O uso combinado das ideias de véu e Espírito é o que torna o argumento tão revelador; o Espírito da Presença removeu o véu, provavelmente aludindo também ao fato de que o véu separa a pessoa da presença de Deus dentro do templo. Pela vinda do Espírito, o véu é retirado tanto de nosso rosto como da Presença, para que possamos contemplar a glória do próprio Senhor na face do Filho de Deus, nosso Senhor Jesus Cristo. Paulo entra aqui no lugar santo. Pela presença do Espírito ele está agora atrás do véu na real presença de Deus, não somente contemplando sua glória em Cristo, mas sendo também transformado à semelhança de Deus de um grau de glória para outro. Aqui o clamor Aba evolui para louvor e adoração. Aqui também os filhos de Deus são transformados da semelhança de seu primeiro “pai”, o deus deste mundo que ainda cega o coração dos que não creem (4.4), na semelhança do próprio Deus (3.18). Portamos sua imagem em nossa presente existência do “já, mas ainda não”. Essa não é a única coisa que Paulo acredita que o Espírito esteja realizando em nosso mundo atual, mas ela é muito importante, e não seremos capazes de ter um bom entendimento de Paulo se não prestarmos muita atenção a ela.

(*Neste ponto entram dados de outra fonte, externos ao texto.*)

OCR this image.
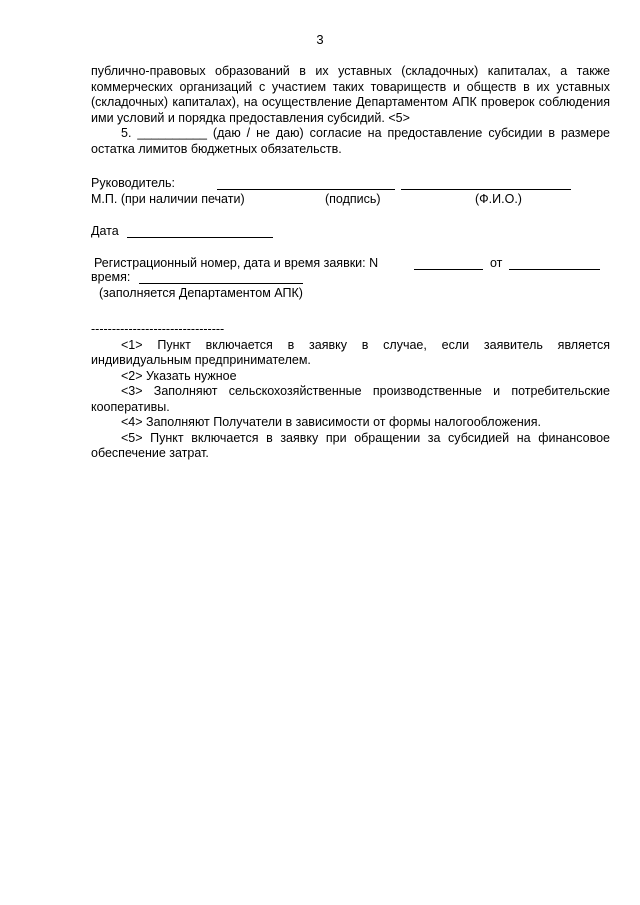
3

публично-правовых образований в их уставных (складочных) капиталах, а также коммерческих организаций с участием таких товариществ и обществ в их уставных (складочных) капиталах), на осуществление Департаментом АПК проверок соблюдения ими условий и порядка предоставления субсидий. <5>

5. __________ (даю / не даю) согласие на предоставление субсидии в размере остатка лимитов бюджетных обязательств.

Руководитель:
М.П. (при наличии печати)	(подпись)	(Ф.И.О.)
Дата
Регистрационный номер, дата и время заявки: N	от
время:
(заполняется Департаментом АПК)

--------------------------------

<1> Пункт включается в заявку в случае, если заявитель является индивидуальным предпринимателем.

<2> Указать нужное

<3> Заполняют сельскохозяйственные производственные и потребительские кооперативы.

<4> Заполняют Получатели в зависимости от формы налогообложения.

<5> Пункт включается в заявку при обращении за субсидией на финансовое обеспечение затрат.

Concluindo, para Paulo o Espírito não é meramente uma força impessoal, influência ou poder. O Espírito não é outra coisa senão o cumprimento da promessa de que o próprio Deus novamente estaria presente com seu povo. As implicações dessa verdade são consideráveis, não apenas no que diz respeito à compreensão de Paulo a respeito de Deus e do Espírito, mas também no que tange ao significado que, para nós, individual e coletivamente, tem o fato de sermos o povo de Deus. O Espírito é a própria presença pessoal de Deus em nossa vida e em nosso meio; ele nos conduz pelos caminhos da retidão por amor de seu nome; ele “está atuando em todas as coisas em todas as pessoas”; ele se entristece quando seu povo não reflete seu caráter para assim revelar sua glória; e ele está presente em nossa adoração quando cantamos “louvor e honra e glória e poder” a Deus e ao Cordeiro.
Cabe ao povo de Deus de uma época posterior como a nossa apreender uma vez mais essas realidades experimentando-as, para que de fato possamos captar o pensamento de Paulo. Talvez devamos iniciar reduzindo a importância de imagens impessoais (vento, fogo etc), por mais ricas que sejam no que concerne aos aspectos do ministério do Espírito, reordenando nosso pensamento para harmonizá-lo com o de Paulo, segundo o qual compreendemos e experimentamos o Espírito como a presença pessoal do Deus eterno em nós.